Os tempos da transparência
Na edição mais recente da revista académica Past and Present, a historiadora Vanessa Ogle percorre um mundo opaco e fascinante. Entre La Valletta, Nairobi, Tânger e Zurique, Ogle mostra como o fim dos ciclos imperiais favoreceu uma vasta rede de paraísos fiscais: a história da liquidação de bens de capital, a par de investidores nervosos em busca de paragens estáveis, continuará a ser pouco emocionante, mas tornar-se-á cada vez mais importante. Porque, tal como argumentado pela autora, esta história de opacidade expõe a artificialidade do subdesenvolvimento pós-imperial: a composição destas redes, cada vez mais visíveis e contestadas, também nos mostra como o debate perene acerca das economias extractivas e da corrupção endémica é pouco sério. Basta-nos observar os estudos da Global Financial Integrity, do Fundo Monetário Internacional ou da Tax Justice Network. O estudo de Vanessa Ogle é um acrescento fundamental ao conhecimento de que dispomos sobre a opacidade dos movimentos de capital no momento em que o regime de Bretton Woods conhecia o seu fim e os impérios desapareciam.

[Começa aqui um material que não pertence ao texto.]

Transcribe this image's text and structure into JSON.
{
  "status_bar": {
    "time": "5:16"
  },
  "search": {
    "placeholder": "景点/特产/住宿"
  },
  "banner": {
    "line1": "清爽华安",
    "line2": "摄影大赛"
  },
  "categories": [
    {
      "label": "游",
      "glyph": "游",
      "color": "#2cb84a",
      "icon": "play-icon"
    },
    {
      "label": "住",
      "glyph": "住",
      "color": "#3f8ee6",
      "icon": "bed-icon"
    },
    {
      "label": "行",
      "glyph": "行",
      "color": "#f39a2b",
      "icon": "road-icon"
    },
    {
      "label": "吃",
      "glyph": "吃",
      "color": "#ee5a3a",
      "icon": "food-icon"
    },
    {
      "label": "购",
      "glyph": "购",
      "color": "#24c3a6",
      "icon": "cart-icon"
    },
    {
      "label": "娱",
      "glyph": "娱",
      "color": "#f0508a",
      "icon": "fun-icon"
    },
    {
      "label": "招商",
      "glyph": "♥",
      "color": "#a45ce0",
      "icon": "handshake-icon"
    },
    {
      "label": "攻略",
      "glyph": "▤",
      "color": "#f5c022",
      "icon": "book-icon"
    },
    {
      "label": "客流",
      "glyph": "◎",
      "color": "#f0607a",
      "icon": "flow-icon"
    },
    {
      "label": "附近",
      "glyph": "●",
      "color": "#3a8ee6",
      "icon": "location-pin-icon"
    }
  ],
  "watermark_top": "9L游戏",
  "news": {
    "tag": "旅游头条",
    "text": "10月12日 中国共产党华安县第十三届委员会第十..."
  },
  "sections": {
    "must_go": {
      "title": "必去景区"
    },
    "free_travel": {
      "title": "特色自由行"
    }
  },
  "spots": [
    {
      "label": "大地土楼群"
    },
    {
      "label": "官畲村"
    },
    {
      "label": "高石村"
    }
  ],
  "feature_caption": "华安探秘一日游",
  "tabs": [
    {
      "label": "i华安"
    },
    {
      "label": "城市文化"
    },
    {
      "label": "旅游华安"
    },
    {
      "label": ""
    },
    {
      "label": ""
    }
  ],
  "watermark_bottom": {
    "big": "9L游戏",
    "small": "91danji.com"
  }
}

Mas este não é o espaço adequado para uma apreciação dos méritos historiográficos de um estudo. O interesse deste tipo de trabalho, para quem se move no mundo do combate à corrupção, reside na candura com que nos demonstra a enormidade do desafio à nossa frente. Sabemos que a corrupção é passível de mitigação, independentemente do que pensemos sobre as suas causas. Mas, como também percebemos, à medida que o conhecimento sobre a organização social da corrupção se acumula, que essa organização social tem um lastro histórico concreto e actores concretos; a corrupção não é um processo social singular ou inerente à condição humana. No caso da infraestrutura financeira que continua a promover o enriquecimento ilícito, o branqueamento de capitais ou o financiamento do terrorismo, o lastro histórico é uma pista determinante na compreensão das redes existentes, dos argumentos em sua defesa e dos modos de combater esses argumentos. Isto conduz-nos à conclusão cândida de que não nos confrontamos apenas com estruturas emergentes e opacas, embora os casos se sucedam. Também nos confrontamos com estruturas históricas e consolidadas através de acção sistemática, colectiva e/ou individual. À medida que estas estruturas se consolidam, tendem a produzir discursos protectores: entre outros, os escândalos BCCI e Angolagate estão, hoje, esquecidos. Em suma, o trabalho de Vanessa Ogle também é um aviso: enquanto o ciclo imperial se fechava, outras – e importantes – estruturas eram criadas ou consolidadas. Hoje, se o cerco às jurisdições sigilosas começa a apertar-se, a vigilância cívica deve intensificar-se.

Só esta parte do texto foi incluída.